Ada Shrimpton Giles Biography

Ada Shrimpton Giles




At this time, there is little information that can be gleaned about English printmaker Ada Shrimpton Giles. A trained painter, the hallmark of her printmaking style is a delicate watercolor effect, lending a freedom rarely seen in many color prints of the day.

Born Ada Matilda Shrimpton in England in 1858, she exhibited paintings at the Royal Academy and with the Society of Women Artists beginning in 1889. In 1907 she met and married reknowned artist William Giles, a fellow British artist who was 21 years her junior and who inspired her to try printmaking. Giles had been experimenting with the Japanese method of color woodcut since 1901. Together the artists experimented with color printing techniques, essentially applying woodcut theory to metal plates and printing them relief. (Elizabeth Harvey-Lee notes in her catalog, "Mistresses of the Graphic Arts," that Ada's first print in this technique, "Almond Blossoms in the Apennines," 1911, predates her more well-known husband's own first attempt.)

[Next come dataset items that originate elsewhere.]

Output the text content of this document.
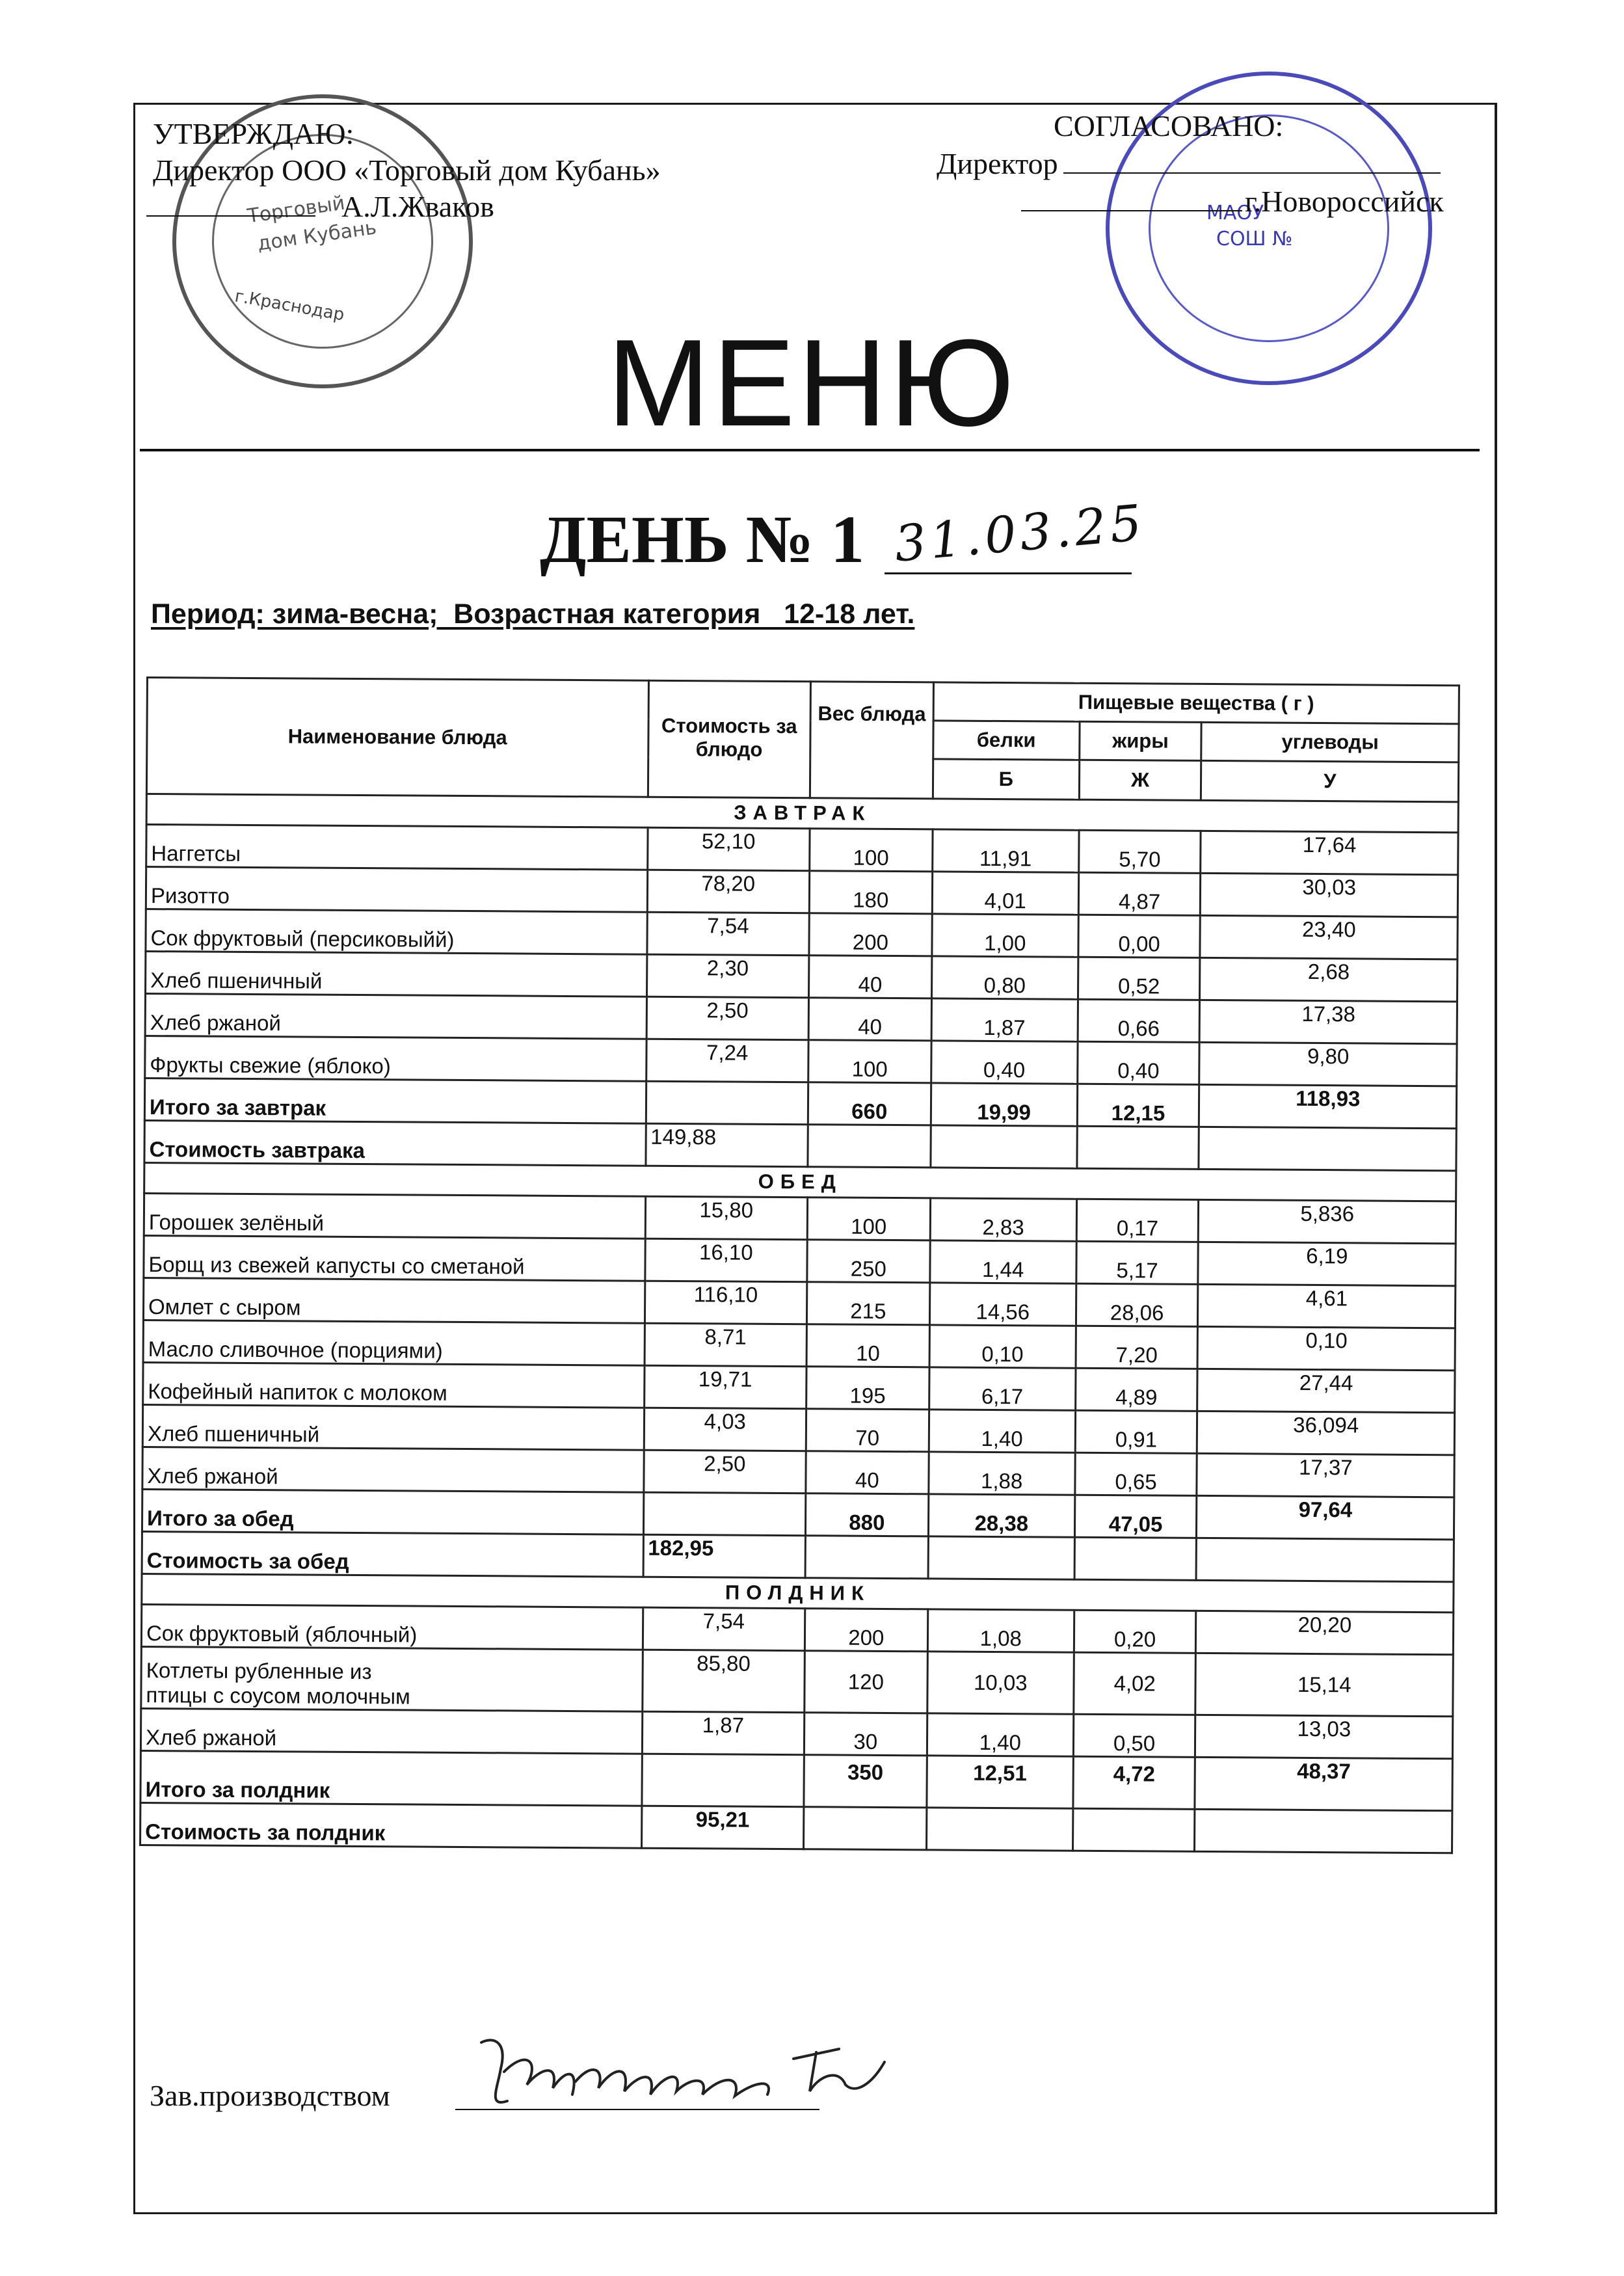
Торговый
дом Кубань
г.Краснодар
МАОУ
СОШ №
УТВЕРЖДАЮ:
Директор ООО «Торговый дом Кубань»
А.Л.Жваков
СОГЛАСОВАНО:
Директор
г.Новороссийск
МЕНЮ
ДЕНЬ № 1 31.03.25
Период: зима-весна;  Возрастная категория   12-18 лет.
Наименование блюда	Стоимость за блюдо	Вес блюда	Пищевые вещества ( г )		
			белки	жиры	углеводы
			Б	Ж	У
ЗАВТРАК					
Наггетсы	52,10	100	11,91	5,70	17,64
Ризотто	78,20	180	4,01	4,87	30,03
Сок фруктовый (персиковыйй)	7,54	200	1,00	0,00	23,40
Хлеб пшеничный	2,30	40	0,80	0,52	2,68
Хлеб ржаной	2,50	40	1,87	0,66	17,38
Фрукты свежие (яблоко)	7,24	100	0,40	0,40	9,80
Итого за завтрак		660	19,99	12,15	118,93
Стоимость завтрака	149,88				
ОБЕД					
Горошек зелёный	15,80	100	2,83	0,17	5,836
Борщ из свежей капусты со сметаной	16,10	250	1,44	5,17	6,19
Омлет с сыром	116,10	215	14,56	28,06	4,61
Масло сливочное (порциями)	8,71	10	0,10	7,20	0,10
Кофейный напиток с молоком	19,71	195	6,17	4,89	27,44
Хлеб пшеничный	4,03	70	1,40	0,91	36,094
Хлеб ржаной	2,50	40	1,88	0,65	17,37
Итого за обед		880	28,38	47,05	97,64
Стоимость за обед	182,95				
ПОЛДНИК					
Сок фруктовый (яблочный)	7,54	200	1,08	0,20	20,20
Котлеты рубленные из
птицы с соусом молочным	85,80	120	10,03	4,02	15,14
Хлеб ржаной	1,87	30	1,40	0,50	13,03
Итого за полдник		350	12,51	4,72	48,37
Стоимость за полдник	95,21				
Зав.производством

The couple, who had married at the British Consulate in Venice, traveled frequently and captured their surroundings as they went. Eventually, with Ada's financial backing, William founded "Color Print Magazine" (1924 - 1926). In the June 1st, 1925 edition William Giles made the following announcement on page 42 "It is with deep regret the the Editor has to announce the death of his colleague and wife - Ada Matilda Shrimpton Giles, to whom the inception of this Magazine was largely due and whose last act was the granting of means by which the Original Colour Print should receive perpetual encouragement." Extracts from her will, printed in the June 1, 1926 edition, pages 127-128 indicate she left a sum of 3000 pounds to the British Museum and the V & A to set up an "A.M. Shrimpton and William Giles Bequest" to benefit colour printmaking.

Ada Shrimpton Giles also exhibited with Society of Graver Printers from 1913 to 1925, the year she died. Her work remains quite scarce.